КРОНШТАДТСКИЙ ПРОТИВ ТОЛСТОГО

Священник Филипп Ильяшенко пишет, что поводом к «публичному знакомству» отца Иоанна и Толстого «послужило широко известное “Определение” Святейшего Синода». Это не совсем верно. Если бы это было так, то начало борьбы Иоанна Кронштадтского против Льва Толстого носило бы совсем уж сомнительный характер. Это было бы выступление кронштадтского протоиерея против Толстого уже после того, как о его отпадении от Церкви официально объявил Синод.
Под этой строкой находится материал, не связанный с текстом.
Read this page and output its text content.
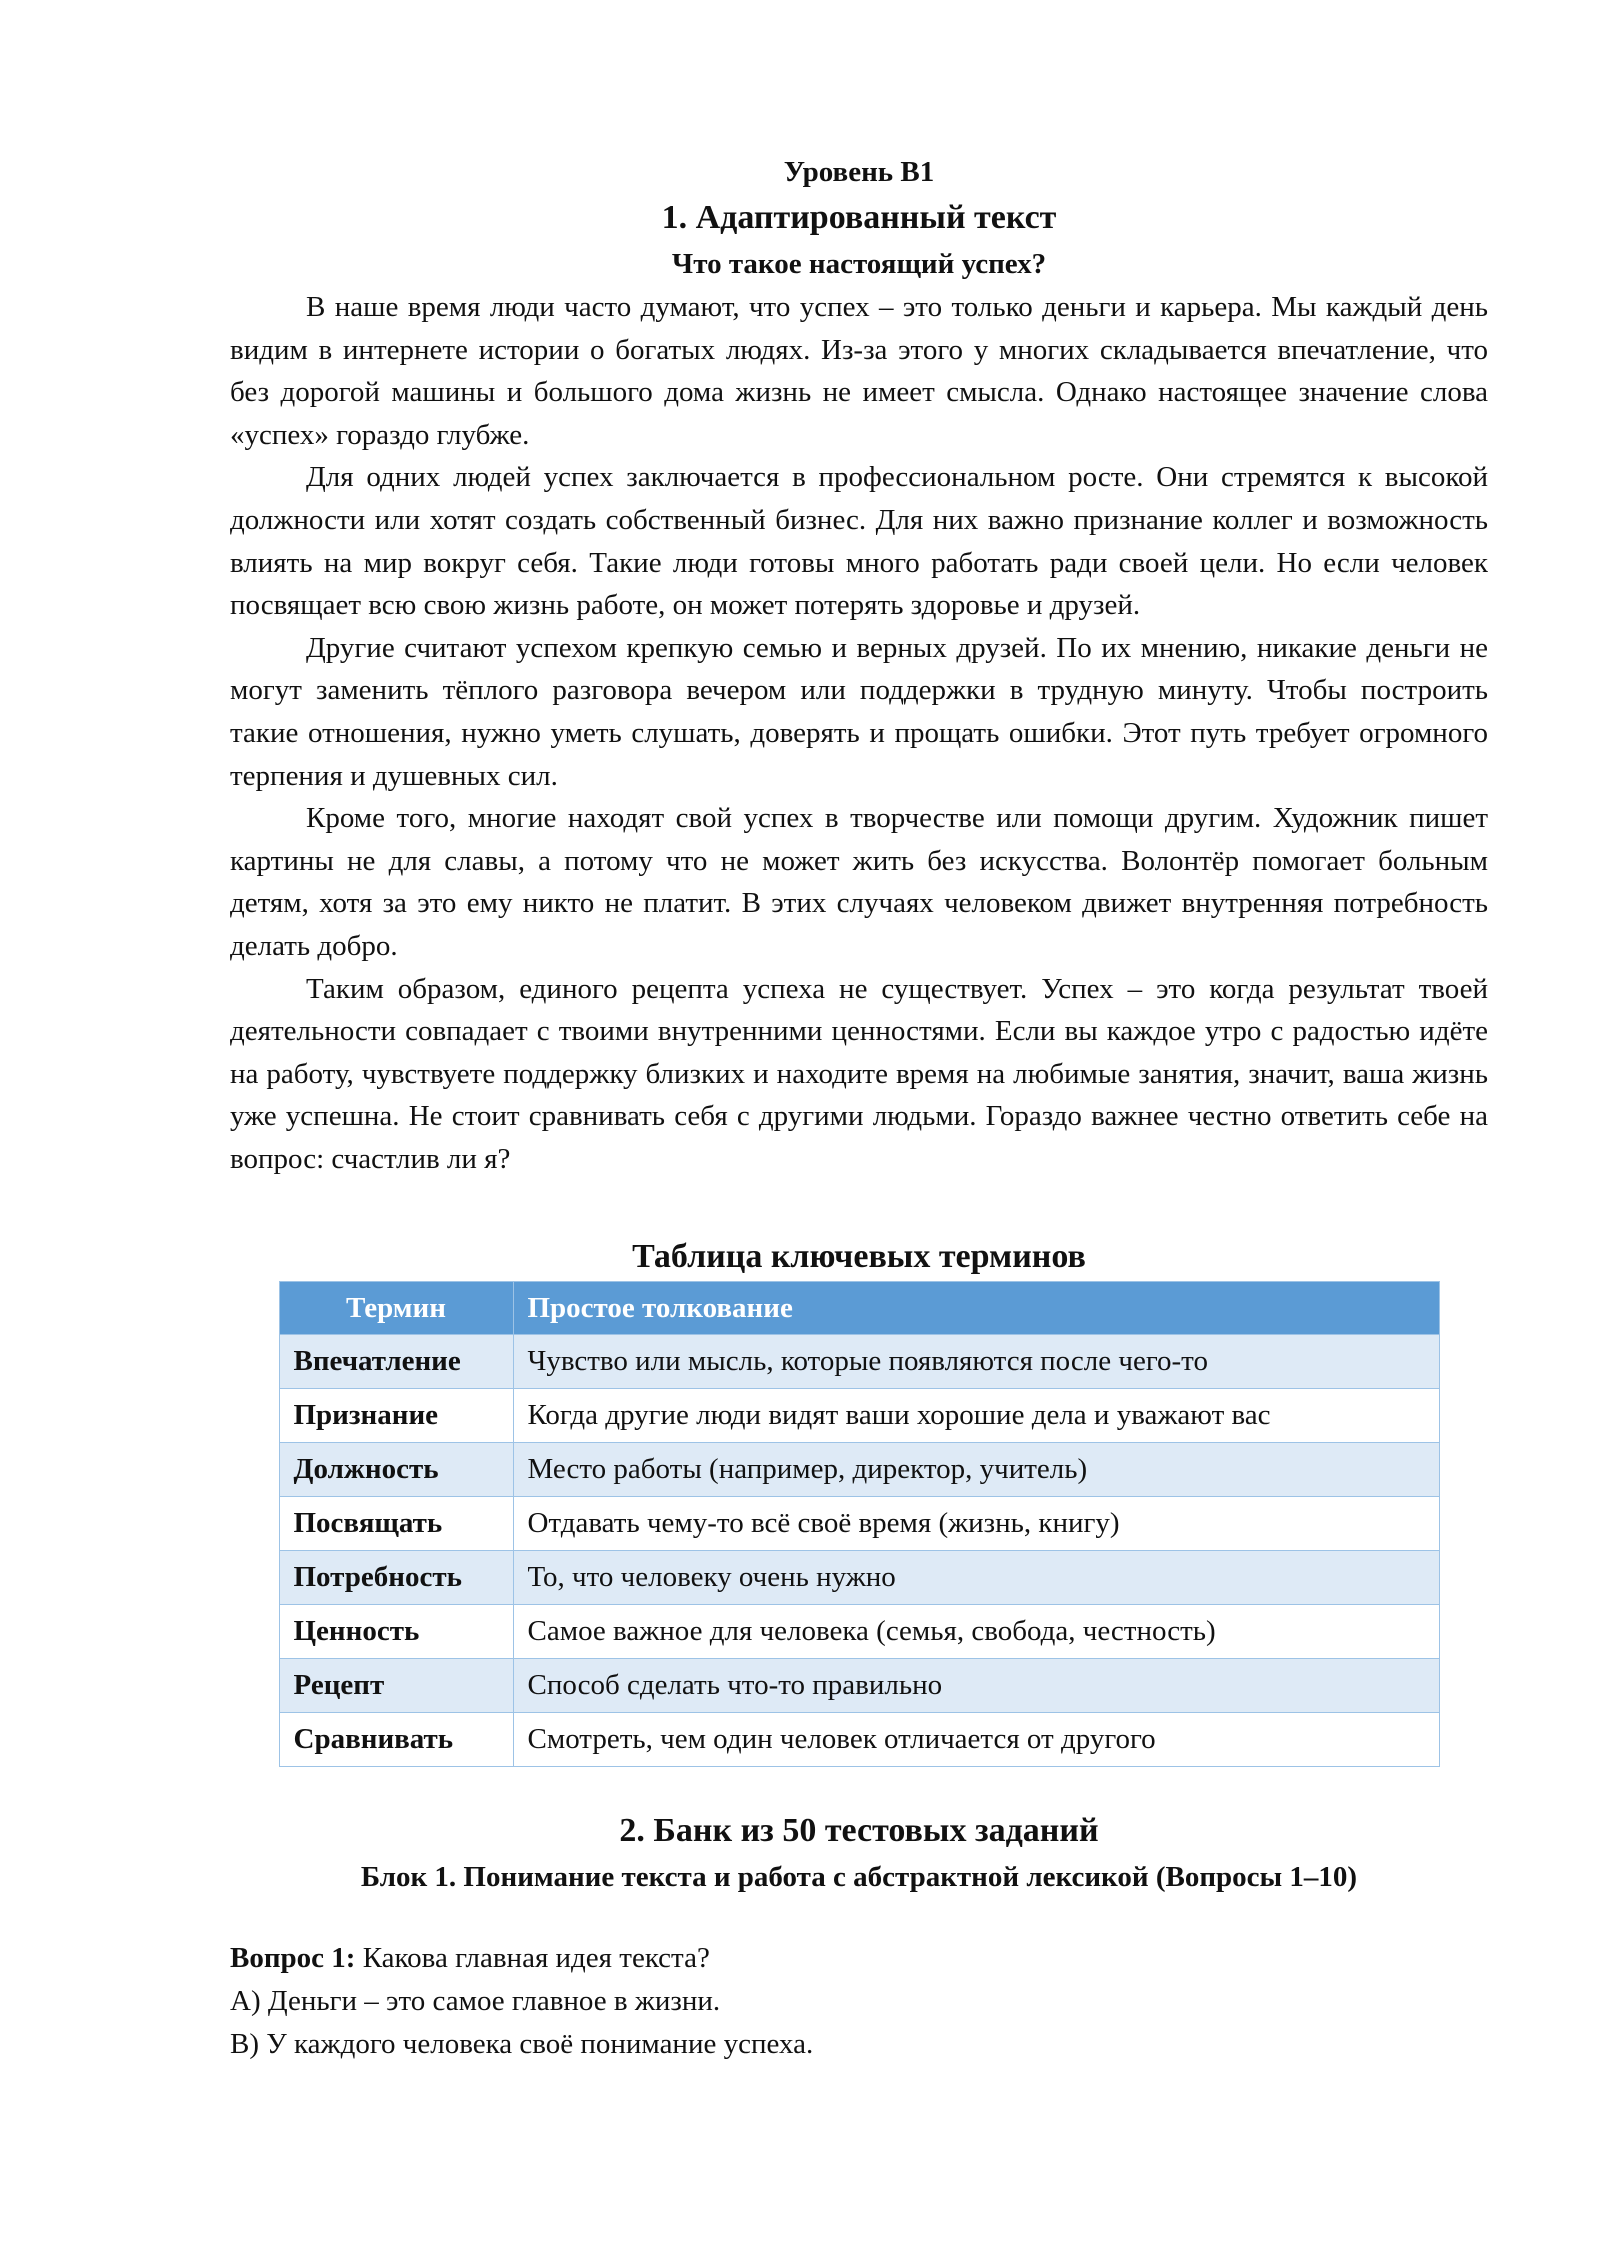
Уровень B1
1. Адаптированный текст
Что такое настоящий успех?

В наше время люди часто думают, что успех – это только деньги и карьера. Мы каждый день видим в интернете истории о богатых людях. Из-за этого у многих складывается впечатление, что без дорогой машины и большого дома жизнь не имеет смысла. Однако настоящее значение слова «успех» гораздо глубже.

Для одних людей успех заключается в профессиональном росте. Они стремятся к высокой должности или хотят создать собственный бизнес. Для них важно признание коллег и возможность влиять на мир вокруг себя. Такие люди готовы много работать ради своей цели. Но если человек посвящает всю свою жизнь работе, он может потерять здоровье и друзей.

Другие считают успехом крепкую семью и верных друзей. По их мнению, никакие деньги не могут заменить тёплого разговора вечером или поддержки в трудную минуту. Чтобы построить такие отношения, нужно уметь слушать, доверять и прощать ошибки. Этот путь требует огромного терпения и душевных сил.

Кроме того, многие находят свой успех в творчестве или помощи другим. Художник пишет картины не для славы, а потому что не может жить без искусства. Волонтёр помогает больным детям, хотя за это ему никто не платит. В этих случаях человеком движет внутренняя потребность делать добро.

Таким образом, единого рецепта успеха не существует. Успех – это когда результат твоей деятельности совпадает с твоими внутренними ценностями. Если вы каждое утро с радостью идёте на работу, чувствуете поддержку близких и находите время на любимые занятия, значит, ваша жизнь уже успешна. Не стоит сравнивать себя с другими людьми. Гораздо важнее честно ответить себе на вопрос: счастлив ли я?

Таблица ключевых терминов
Термин	Простое толкование
Впечатление	Чувство или мысль, которые появляются после чего-то
Признание	Когда другие люди видят ваши хорошие дела и уважают вас
Должность	Место работы (например, директор, учитель)
Посвящать	Отдавать чему-то всё своё время (жизнь, книгу)
Потребность	То, что человеку очень нужно
Ценность	Самое важное для человека (семья, свобода, честность)
Рецепт	Способ сделать что-то правильно
Сравнивать	Смотреть, чем один человек отличается от другого
2. Банк из 50 тестовых заданий
Блок 1. Понимание текста и работа с абстрактной лексикой (Вопросы 1–10)
Вопрос 1: Какова главная идея текста?
A) Деньги – это самое главное в жизни.
B) У каждого человека своё понимание успеха.
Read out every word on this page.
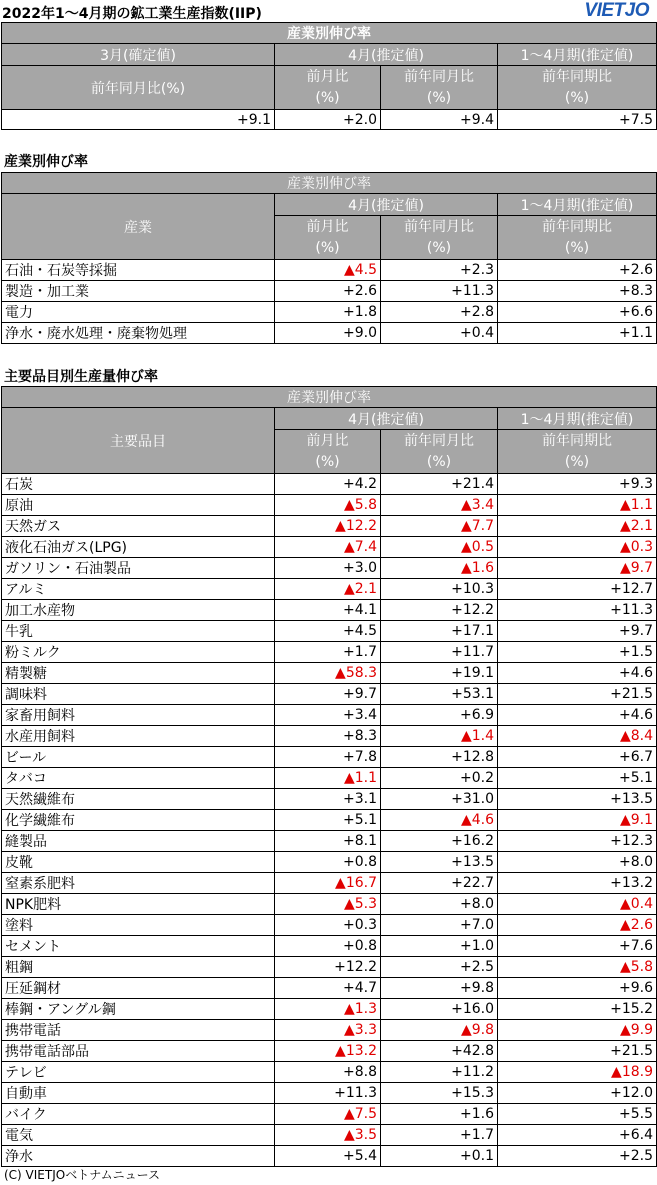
2022年1～4月期の鉱工業生産指数(IIP)	VIETJO
産業別伸び率			
3月(確定値)	4月(推定値)		1～4月期(推定値)
前年同月比(%)	前月比
(%)	前年同月比
(%)	前年同期比
(%)
+9.1	+2.0	+9.4	+7.5
産業別伸び率
産業別伸び率			
産業	4月(推定値)		1～4月期(推定値)
	前月比
(%)	前年同月比
(%)	前年同期比
(%)
石油・石炭等採掘	▲4.5	+2.3	+2.6
製造・加工業	+2.6	+11.3	+8.3
電力	+1.8	+2.8	+6.6
浄水・廃水処理・廃棄物処理	+9.0	+0.4	+1.1
主要品目別生産量伸び率
産業別伸び率			
主要品目	4月(推定値)		1～4月期(推定値)
	前月比
(%)	前年同月比
(%)	前年同期比
(%)
石炭	+4.2	+21.4	+9.3
原油	▲5.8	▲3.4	▲1.1
天然ガス	▲12.2	▲7.7	▲2.1
液化石油ガス(LPG)	▲7.4	▲0.5	▲0.3
ガソリン・石油製品	+3.0	▲1.6	▲9.7
アルミ	▲2.1	+10.3	+12.7
加工水産物	+4.1	+12.2	+11.3
牛乳	+4.5	+17.1	+9.7
粉ミルク	+1.7	+11.7	+1.5
精製糖	▲58.3	+19.1	+4.6
調味料	+9.7	+53.1	+21.5
家畜用飼料	+3.4	+6.9	+4.6
水産用飼料	+8.3	▲1.4	▲8.4
ビール	+7.8	+12.8	+6.7
タバコ	▲1.1	+0.2	+5.1
天然繊維布	+3.1	+31.0	+13.5
化学繊維布	+5.1	▲4.6	▲9.1
縫製品	+8.1	+16.2	+12.3
皮靴	+0.8	+13.5	+8.0
窒素系肥料	▲16.7	+22.7	+13.2
NPK肥料	▲5.3	+8.0	▲0.4
塗料	+0.3	+7.0	▲2.6
セメント	+0.8	+1.0	+7.6
粗鋼	+12.2	+2.5	▲5.8
圧延鋼材	+4.7	+9.8	+9.6
棒鋼・アングル鋼	▲1.3	+16.0	+15.2
携帯電話	▲3.3	▲9.8	▲9.9
携帯電話部品	▲13.2	+42.8	+21.5
テレビ	+8.8	+11.2	▲18.9
自動車	+11.3	+15.3	+12.0
バイク	▲7.5	+1.6	+5.5
電気	▲3.5	+1.7	+6.4
浄水	+5.4	+0.1	+2.5
(C) VIETJOベトナムニュース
На самом деле первое публичное выступление отца Иоанна против Толстого состоялось еще в 1896 году, когда в газете «Пастырский собеседник» (№ 49, от 7 декабря) появилось «Слово» И.И.Сергиева «О слепоте духовной».

В 1898 году в Москве была издана брошюра за именем Иоанна Кронштадтского «Несколько слов в обличение лжеучения графа Льва Толстого». А в 1903 году (на обложке стоял 1902 год) книга вышла уже вторым изданием.

Таким образом, Иоанн Кронштадтский выступил обличителем Толстого задолго до вынесения синодального «Определения», когда в самом Синоде еще только возникали первые мнения о необходимости отлучения писателя. В своих же устных проповедях он стал выступать против Толстого еще раньше – по-видимому, в начале 90-х годов. Это следует из дневника А.В.Жиркевича 1891 года. Поэтому, скорее всего, именно 1891 год надо считать началом «публичного знакомства» отца Иоанна Кронштадтского и Толстого.

Но здесь мы должны сделать паузу. То, что говорил и писал Иоанн Кроштадтский о Толстом, на первый взгляд, не может подлежать серьезному анализу. Не без причины биографы отца Иоанна стараются избегать цитировать наиболее горячие места из этих выступлений. Это не полемика, а брань, недостойная не только священника, но и просто христианина.

Конечно, многое объясняется личными особенностями отца Иоанна. Он был неважным полемистом. Он не знал или не желал знать о главном принципе любой полемики: прежде чем спорить, нужно попытаться встать на точку зрения оппонента, понять его внутреннюю логику. В случае с отцом Иоанном этого быть не могло. Он не мог даже временно принять точку зрения, что Христос – не Бог, что Мария – не непорочная Дева, что Воскресения не было, что Искупление – вымысел. Наконец, человек, посвятивший всю свою жизнь Церкви и растворивший свою личность в торжестве литургии, не мог даже на секунду допустить, что Толстой может быть прав, отрицая таинство причастия.

Но и это не может оправдать невероятный накал личной ненависти отца Иоанна к Толстому. Исходящая от самого выдающегося белого священника не только своего времени, но и всей истории православной Церкви, эта ненависть невольно дискредитирует и Церковь также. Не случайно высказывания отца Иоанна против Толстого (а это более двадцати печатных проповедей и несколько брошюр, выходивших многими переизданиями и при жизни Кронштадтского, и после его смерти) не принимались и не принимаются наиболее просвещенной частью русского духовенства. С ними категорически не согласен, например, протодьякон Андрей Кураев.

Но зададим себе вопрос: а можно ли вообще считать эти выступления полемикой? И можно ли считать это проповедями в чистом виде? Тем более – статьями?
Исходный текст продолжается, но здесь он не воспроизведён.